A small volume (1–2 µl) of the sperm suspension was mixed thoroughly with a 10 µl droplet of H-mR1ECM containing 12% (w/v) polyvinylpyrrolidone (MW = 360,000; ICN Pharmaceuticals, Costa Mesa, CA, USA). A single sperm head with a normal shape was hung on the tip of an injection pipette. Sperm heads were then injected immediately into each oocyte. The oocytes after sperm injection were cultured in H-mR1ECM before transfer into surrogates.

Oocyte transfer

Transfer of oocytes was carried out within 1 h after ICSI. The oocytes surviving after ICSI were transferred into the oviducts of surrogate females that were mated with vasectomized males the day before embryo transfer. Numbers of implantation sites and live offspring were assessed at 21 days of gestation. Live offspring derived from oocytes fertilized with freeze-dried sperm stored for 5 years were fostered to lactating females, and their fertility was evaluated by mating after maturation.
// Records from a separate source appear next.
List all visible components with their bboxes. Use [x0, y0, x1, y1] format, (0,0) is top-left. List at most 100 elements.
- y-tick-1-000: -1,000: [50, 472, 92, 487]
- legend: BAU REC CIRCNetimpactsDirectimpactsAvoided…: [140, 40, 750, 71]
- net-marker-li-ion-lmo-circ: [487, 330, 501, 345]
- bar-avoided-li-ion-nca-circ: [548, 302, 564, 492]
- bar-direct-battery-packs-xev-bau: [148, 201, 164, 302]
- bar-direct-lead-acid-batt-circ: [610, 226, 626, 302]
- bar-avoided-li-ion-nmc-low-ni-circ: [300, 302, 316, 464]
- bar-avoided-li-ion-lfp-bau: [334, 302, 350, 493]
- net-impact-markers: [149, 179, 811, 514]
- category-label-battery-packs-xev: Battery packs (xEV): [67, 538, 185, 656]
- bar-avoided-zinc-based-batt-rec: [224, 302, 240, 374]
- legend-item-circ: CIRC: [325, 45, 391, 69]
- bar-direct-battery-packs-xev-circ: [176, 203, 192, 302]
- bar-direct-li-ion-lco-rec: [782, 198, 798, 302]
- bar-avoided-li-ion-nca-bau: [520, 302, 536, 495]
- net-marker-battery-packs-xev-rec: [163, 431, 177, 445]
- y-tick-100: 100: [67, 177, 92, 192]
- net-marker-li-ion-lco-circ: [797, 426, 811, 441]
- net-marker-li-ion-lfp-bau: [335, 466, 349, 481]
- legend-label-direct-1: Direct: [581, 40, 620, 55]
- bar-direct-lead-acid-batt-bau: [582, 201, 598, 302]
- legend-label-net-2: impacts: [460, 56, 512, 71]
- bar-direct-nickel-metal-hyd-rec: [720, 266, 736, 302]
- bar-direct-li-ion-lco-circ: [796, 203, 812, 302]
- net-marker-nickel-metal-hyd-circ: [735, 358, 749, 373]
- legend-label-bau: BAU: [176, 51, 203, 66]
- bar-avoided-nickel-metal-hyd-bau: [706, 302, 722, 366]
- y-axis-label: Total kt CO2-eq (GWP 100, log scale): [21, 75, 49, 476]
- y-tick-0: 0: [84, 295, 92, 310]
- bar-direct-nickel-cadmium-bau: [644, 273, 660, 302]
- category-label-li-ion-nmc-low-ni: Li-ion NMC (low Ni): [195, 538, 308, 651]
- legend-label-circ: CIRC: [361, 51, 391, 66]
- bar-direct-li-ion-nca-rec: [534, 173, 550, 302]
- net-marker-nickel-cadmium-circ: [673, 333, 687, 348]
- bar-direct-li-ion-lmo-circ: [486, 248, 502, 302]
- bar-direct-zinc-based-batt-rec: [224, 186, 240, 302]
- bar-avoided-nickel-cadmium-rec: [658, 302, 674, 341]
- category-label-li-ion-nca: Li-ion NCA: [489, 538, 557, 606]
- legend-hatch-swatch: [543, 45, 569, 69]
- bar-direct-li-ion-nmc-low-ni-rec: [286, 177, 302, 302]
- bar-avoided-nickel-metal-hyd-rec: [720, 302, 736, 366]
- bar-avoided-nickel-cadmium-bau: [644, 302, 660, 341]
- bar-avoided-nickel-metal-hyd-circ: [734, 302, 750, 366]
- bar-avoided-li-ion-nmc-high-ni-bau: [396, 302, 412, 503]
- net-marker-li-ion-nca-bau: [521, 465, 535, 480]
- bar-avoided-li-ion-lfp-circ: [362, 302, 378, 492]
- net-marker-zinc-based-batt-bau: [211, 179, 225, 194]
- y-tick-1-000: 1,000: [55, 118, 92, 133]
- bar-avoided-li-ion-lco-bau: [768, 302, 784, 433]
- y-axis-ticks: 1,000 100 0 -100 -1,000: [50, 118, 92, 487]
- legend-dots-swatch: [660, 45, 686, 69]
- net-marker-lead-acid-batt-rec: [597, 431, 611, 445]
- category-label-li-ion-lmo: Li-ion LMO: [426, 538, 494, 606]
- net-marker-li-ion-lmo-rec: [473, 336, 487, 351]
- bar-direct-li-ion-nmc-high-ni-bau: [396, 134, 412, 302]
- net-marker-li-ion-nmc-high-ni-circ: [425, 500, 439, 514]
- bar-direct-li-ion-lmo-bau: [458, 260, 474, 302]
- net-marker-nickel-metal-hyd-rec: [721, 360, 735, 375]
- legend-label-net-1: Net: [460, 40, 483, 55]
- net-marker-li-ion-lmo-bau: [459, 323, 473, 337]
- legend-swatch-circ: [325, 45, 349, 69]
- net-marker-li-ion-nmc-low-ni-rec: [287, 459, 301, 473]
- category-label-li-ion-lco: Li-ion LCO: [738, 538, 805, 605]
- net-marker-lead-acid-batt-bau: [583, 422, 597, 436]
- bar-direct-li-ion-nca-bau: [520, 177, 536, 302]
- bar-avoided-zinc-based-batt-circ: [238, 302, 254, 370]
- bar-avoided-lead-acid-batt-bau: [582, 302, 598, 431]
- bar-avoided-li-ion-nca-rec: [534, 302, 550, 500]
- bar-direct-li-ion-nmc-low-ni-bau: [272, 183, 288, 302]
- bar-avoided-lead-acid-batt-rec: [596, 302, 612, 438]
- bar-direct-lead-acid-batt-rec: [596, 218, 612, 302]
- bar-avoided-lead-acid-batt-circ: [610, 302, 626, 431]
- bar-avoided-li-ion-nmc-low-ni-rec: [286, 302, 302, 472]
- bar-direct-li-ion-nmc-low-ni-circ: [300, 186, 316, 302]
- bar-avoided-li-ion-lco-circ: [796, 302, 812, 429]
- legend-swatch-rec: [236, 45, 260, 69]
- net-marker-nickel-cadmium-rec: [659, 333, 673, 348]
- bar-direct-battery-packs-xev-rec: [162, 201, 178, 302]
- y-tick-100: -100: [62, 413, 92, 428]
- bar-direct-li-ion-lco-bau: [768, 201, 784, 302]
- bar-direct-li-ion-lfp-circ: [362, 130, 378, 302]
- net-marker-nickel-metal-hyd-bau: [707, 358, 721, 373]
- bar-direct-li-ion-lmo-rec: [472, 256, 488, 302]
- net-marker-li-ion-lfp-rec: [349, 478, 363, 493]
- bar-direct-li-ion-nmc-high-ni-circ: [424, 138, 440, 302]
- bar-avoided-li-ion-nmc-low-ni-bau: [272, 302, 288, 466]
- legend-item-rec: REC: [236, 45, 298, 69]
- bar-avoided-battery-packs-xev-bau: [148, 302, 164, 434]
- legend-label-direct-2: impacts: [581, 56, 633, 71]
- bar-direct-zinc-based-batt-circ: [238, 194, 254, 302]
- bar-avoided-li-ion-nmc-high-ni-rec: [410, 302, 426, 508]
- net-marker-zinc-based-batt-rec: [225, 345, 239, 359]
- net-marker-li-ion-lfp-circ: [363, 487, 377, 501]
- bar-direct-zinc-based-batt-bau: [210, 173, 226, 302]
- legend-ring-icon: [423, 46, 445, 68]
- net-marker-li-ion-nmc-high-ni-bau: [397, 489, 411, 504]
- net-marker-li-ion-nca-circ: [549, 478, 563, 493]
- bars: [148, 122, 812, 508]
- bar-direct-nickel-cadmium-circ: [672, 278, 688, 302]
Analysis of DNA fragmentation in freeze-dried sperm

DNA fragmentation was analyzed using Halomax (Halotech DNA SL, Madrid, Spain). Briefly, 4 µl of sperm suspension conducted in melting agarose was placed onto the marked wells of a glass slide. A glass coverslip was used to cover the sperm suspension, and the glass slide was cooled in a refrigerator for 5 min. The glass coverslip was gently removed, and then glass slide incubated in 10 ml of lysing solution at room temperature. After 5 min of incubation, the glass slide was washed with distilled water for 5 min. A glass slide was then dehydrated through a 70, 90 and 100% ethanol, and air-dried. Sperm stained with propidium iodide was used to analyze DNA fragmentation under an inverted microscope with a fluorescein filter (IX-71, Olympus Co., Tokyo, Japan).